La utilidad del dinero barato

Después de la caída espectacular de los precios del petróleo, que tantos problemas ha creado a la economía mundial y a algunos países en particular, el descenso de los tipos de interés (incluso los tipos negativos) es el segundo problema más grave y de más difícil solución al que se enfrente al mundo económicamente desarrollado. Dos cuestiones que parecían beneficiosas para el mundo (petróleo a precio de saldo y dinero sin coste) han devenido en serios quebraderos de cabeza, con desbarajustes que resultan de difícil resolución y que en ocasiones crean más problemas de los que resuelven.

Por ejemplo, los tipos de interés negativos o en positivo pero cercanos a cero se han convertido, entre otras cosas, en un serio problema para el ahorro, una de las funciones básicas de la actividad económica, de la que se derivan los proceso de inversión y crecimiento. Los ahorradores no han estado tan carentes de estímulos en tanta medida como en la actualidad. El ahorro ha tenido muchos obstáculos para consolidarse como función básica de la economía, como la elevada fiscalidad de la acumulación o la incertidumbre de la evolución económica. Pero con una remuneración tan exigua como en la actualidad, ahorrar se ha convertido en un suplicio.
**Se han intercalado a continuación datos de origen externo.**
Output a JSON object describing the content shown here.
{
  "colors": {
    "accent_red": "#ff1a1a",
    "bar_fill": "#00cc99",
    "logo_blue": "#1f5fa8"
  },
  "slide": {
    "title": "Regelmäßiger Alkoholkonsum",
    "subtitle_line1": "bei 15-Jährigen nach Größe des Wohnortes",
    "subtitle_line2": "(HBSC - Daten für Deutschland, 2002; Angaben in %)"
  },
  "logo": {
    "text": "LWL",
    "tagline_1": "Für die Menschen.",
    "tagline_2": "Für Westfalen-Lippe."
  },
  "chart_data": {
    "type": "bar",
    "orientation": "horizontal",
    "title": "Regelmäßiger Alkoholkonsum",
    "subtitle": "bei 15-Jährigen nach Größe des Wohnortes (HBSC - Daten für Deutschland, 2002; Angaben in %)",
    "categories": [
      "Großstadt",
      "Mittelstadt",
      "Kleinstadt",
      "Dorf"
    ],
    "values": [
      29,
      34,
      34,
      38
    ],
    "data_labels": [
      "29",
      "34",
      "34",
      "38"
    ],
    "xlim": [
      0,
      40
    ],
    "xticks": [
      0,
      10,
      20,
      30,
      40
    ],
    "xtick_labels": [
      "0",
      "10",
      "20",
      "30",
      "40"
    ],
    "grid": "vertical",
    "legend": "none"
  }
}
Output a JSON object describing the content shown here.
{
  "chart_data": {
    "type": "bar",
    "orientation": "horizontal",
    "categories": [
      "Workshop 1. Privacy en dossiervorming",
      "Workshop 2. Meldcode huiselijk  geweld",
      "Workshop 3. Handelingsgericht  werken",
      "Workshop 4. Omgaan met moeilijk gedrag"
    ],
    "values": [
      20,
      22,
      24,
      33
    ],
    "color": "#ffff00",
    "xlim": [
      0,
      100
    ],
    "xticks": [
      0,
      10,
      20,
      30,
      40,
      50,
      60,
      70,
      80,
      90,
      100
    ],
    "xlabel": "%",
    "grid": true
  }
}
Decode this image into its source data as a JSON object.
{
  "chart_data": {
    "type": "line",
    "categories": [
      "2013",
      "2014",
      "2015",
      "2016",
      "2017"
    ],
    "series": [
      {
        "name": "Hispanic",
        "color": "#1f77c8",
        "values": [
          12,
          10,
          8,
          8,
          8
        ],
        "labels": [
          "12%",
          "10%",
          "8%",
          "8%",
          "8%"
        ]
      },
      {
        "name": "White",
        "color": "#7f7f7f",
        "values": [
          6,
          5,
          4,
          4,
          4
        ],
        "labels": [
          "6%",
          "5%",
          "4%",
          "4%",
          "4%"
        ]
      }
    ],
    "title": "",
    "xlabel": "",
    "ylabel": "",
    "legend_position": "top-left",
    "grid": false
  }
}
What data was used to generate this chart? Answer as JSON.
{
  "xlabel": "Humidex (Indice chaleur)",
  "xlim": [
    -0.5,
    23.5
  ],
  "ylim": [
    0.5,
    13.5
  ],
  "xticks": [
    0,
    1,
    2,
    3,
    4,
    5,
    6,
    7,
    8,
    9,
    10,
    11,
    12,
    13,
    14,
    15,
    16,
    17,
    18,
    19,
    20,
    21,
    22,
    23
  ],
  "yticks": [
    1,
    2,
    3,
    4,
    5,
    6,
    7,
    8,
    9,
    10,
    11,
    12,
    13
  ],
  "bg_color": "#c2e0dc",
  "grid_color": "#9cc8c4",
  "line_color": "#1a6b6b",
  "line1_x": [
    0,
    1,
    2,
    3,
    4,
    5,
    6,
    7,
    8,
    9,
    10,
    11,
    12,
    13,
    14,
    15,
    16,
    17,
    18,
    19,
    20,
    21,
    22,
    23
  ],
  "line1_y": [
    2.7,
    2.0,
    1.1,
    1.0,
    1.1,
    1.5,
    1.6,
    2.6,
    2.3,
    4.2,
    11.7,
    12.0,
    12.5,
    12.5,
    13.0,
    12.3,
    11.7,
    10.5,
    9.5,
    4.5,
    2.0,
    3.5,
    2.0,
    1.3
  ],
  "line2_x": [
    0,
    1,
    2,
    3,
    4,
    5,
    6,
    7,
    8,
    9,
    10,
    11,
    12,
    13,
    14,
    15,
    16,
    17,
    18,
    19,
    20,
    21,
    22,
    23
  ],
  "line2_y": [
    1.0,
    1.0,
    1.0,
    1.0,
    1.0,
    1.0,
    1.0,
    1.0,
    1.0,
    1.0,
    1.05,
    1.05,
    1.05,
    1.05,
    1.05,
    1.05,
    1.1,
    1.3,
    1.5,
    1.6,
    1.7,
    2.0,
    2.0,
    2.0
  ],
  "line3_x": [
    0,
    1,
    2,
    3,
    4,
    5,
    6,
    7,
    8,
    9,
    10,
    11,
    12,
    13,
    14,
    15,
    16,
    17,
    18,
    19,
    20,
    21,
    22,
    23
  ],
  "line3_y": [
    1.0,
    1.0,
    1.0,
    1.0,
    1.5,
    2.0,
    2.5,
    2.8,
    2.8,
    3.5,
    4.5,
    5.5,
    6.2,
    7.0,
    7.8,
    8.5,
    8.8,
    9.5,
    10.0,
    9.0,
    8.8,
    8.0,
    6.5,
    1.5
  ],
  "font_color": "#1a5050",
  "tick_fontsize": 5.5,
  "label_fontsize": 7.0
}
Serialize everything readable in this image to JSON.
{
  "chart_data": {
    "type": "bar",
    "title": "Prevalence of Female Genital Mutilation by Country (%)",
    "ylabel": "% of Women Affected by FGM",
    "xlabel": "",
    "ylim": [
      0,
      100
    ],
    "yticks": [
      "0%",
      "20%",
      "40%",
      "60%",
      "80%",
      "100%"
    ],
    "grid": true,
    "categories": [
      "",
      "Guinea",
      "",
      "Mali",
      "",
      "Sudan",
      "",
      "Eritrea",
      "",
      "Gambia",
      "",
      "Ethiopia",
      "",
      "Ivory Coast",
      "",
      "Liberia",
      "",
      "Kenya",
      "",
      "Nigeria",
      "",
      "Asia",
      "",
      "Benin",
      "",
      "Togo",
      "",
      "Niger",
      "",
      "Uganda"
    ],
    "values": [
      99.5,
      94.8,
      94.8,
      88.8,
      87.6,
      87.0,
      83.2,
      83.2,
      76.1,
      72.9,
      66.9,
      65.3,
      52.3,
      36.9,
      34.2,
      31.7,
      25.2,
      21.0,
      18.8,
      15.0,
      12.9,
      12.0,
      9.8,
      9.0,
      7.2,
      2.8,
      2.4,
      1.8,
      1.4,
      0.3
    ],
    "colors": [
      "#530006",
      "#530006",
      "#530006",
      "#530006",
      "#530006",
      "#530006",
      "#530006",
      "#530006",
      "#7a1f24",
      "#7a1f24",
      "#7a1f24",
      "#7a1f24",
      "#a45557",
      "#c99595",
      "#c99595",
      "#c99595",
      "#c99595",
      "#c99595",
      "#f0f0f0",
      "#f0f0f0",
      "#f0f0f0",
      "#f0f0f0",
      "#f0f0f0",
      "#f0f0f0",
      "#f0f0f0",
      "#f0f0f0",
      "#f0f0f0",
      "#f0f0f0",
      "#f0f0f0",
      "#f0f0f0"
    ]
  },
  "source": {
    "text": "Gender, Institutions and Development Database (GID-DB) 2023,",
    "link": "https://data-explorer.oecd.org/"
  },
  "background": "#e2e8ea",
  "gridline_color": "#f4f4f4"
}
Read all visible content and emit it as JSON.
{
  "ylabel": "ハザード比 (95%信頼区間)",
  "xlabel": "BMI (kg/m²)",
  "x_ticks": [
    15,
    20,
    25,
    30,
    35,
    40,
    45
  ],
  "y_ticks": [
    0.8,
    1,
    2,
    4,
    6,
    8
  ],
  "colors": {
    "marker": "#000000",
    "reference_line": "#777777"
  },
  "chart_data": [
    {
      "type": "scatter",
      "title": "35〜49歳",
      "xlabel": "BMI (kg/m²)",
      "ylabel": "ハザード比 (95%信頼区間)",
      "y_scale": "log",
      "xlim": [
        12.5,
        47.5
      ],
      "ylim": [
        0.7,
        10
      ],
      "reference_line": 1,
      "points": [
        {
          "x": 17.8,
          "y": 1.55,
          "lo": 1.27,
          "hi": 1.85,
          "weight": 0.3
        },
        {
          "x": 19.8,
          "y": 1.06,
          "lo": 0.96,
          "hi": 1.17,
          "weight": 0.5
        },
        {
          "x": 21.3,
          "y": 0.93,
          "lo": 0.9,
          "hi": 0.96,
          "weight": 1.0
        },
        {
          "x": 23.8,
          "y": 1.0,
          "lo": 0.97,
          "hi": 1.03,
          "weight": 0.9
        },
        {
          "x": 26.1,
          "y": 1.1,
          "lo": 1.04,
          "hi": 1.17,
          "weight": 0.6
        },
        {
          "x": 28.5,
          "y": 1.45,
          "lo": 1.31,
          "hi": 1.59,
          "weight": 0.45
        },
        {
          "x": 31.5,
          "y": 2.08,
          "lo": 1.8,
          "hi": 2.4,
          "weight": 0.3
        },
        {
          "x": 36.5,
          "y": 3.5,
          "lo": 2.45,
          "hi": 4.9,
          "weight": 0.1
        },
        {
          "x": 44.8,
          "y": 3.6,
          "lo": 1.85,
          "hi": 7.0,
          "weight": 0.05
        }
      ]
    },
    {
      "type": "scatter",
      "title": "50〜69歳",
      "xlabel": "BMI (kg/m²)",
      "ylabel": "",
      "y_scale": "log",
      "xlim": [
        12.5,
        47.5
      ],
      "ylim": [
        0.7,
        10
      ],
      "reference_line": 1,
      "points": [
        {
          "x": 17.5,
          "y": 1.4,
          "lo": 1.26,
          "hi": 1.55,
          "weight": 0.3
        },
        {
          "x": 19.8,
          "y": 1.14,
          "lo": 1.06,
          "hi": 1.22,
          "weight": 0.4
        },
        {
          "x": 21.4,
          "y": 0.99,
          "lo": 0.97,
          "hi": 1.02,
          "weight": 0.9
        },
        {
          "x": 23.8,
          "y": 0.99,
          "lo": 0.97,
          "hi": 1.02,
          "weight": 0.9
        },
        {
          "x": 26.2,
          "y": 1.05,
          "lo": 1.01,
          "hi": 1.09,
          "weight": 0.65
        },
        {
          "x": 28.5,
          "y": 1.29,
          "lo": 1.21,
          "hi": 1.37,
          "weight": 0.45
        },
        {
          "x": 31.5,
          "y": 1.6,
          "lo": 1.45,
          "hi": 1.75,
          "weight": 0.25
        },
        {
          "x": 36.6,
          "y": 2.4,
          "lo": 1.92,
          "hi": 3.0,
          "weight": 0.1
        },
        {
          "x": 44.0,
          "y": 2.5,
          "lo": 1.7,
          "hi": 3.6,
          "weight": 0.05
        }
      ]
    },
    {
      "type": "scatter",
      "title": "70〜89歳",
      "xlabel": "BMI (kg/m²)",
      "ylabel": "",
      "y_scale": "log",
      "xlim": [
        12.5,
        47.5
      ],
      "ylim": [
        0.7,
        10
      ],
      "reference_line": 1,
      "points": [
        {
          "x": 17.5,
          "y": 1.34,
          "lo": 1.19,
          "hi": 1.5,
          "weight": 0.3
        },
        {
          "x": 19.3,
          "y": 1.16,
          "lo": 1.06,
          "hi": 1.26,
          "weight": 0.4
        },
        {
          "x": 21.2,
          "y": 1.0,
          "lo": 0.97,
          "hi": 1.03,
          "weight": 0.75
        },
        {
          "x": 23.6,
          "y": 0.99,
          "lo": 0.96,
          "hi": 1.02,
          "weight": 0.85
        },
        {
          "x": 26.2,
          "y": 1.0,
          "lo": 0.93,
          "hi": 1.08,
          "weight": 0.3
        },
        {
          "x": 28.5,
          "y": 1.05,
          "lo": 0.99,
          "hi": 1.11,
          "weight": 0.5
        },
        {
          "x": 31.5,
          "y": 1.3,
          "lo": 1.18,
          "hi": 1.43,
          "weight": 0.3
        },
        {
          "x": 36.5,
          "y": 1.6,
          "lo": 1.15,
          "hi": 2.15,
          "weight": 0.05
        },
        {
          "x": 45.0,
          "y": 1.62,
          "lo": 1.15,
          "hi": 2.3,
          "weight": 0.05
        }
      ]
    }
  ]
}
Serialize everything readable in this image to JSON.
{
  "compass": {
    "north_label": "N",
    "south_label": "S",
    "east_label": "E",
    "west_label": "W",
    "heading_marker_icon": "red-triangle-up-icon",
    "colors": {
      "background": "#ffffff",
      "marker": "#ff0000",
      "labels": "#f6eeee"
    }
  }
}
Quien quiera vivir de sus ahorros tendrá que ahorrar mucho más para generar rentas futuras, lo que no resulta fácil ni posible para muchos de los que creen sinceramente en la virtud de esta variable económica que es la acumulación de patrimonio para mejorar la seguridad en el futuro.

Todavía se trata de un fenómeno muy reciente, al menos en Europa (en Japón ya transitan por este sendero desde hace unos años) y, por lo tanto, no se pueden establecer valoraciones muy precisas sobre el mal que está engendrando algo que en sí mismo parecía bueno, como es el dinero barato. De momento, con el dinero tan barato no se han acelerado los procesos de inversión, que era una de las reacciones esperadas por los bancos centrales cuando optaron por adoptar medidas de estímulo económico abaratando el coste del crédito. No está aumentando el crédito como se esperaba e incluso continúa tan anémico como en plena crisis económica. Entre otras cosas porque los que tienen que dar créditos, los bancos, no encuentran en esta función un estímulo suficiente para ganar dinero, habida cuenta de los bajos precios en los que se está moviendo la actividad crediticia.

Hoy en los bancos hay un serio problema de rentabilidad derivada del bajo coste del dinero, que está poniendo en dificultades a muchas entidades financieras, embarcadas en un proceso de ajuste de gastos que no tiene parangón en la historia del sector. Un informe dado a conocer hace días señala que la banca española aún tendrá que prescindir de un tercio de sus oficinas en los próximos años, después del enorme ajuste realizado en los últimos ejercicios. En pocos años, la estructura de sucursales de los bancos se habrá reducido a la mitad y sus empleados habrán desaparecido camino de la jubilación en un alto porcentaje, superior al 50%. Todo ello como respuesta no sólo a la reducción de la rentabilidad crediticia sino a la irrupción de la tecnología en los procedimientos típicos de la actividad en la banca minorista, es decir, la banca orientada a los particulares y a las empresas medias y pequeñas. El dinero barato está trayendo más problemas e inconvenientes que estímulos a la economía.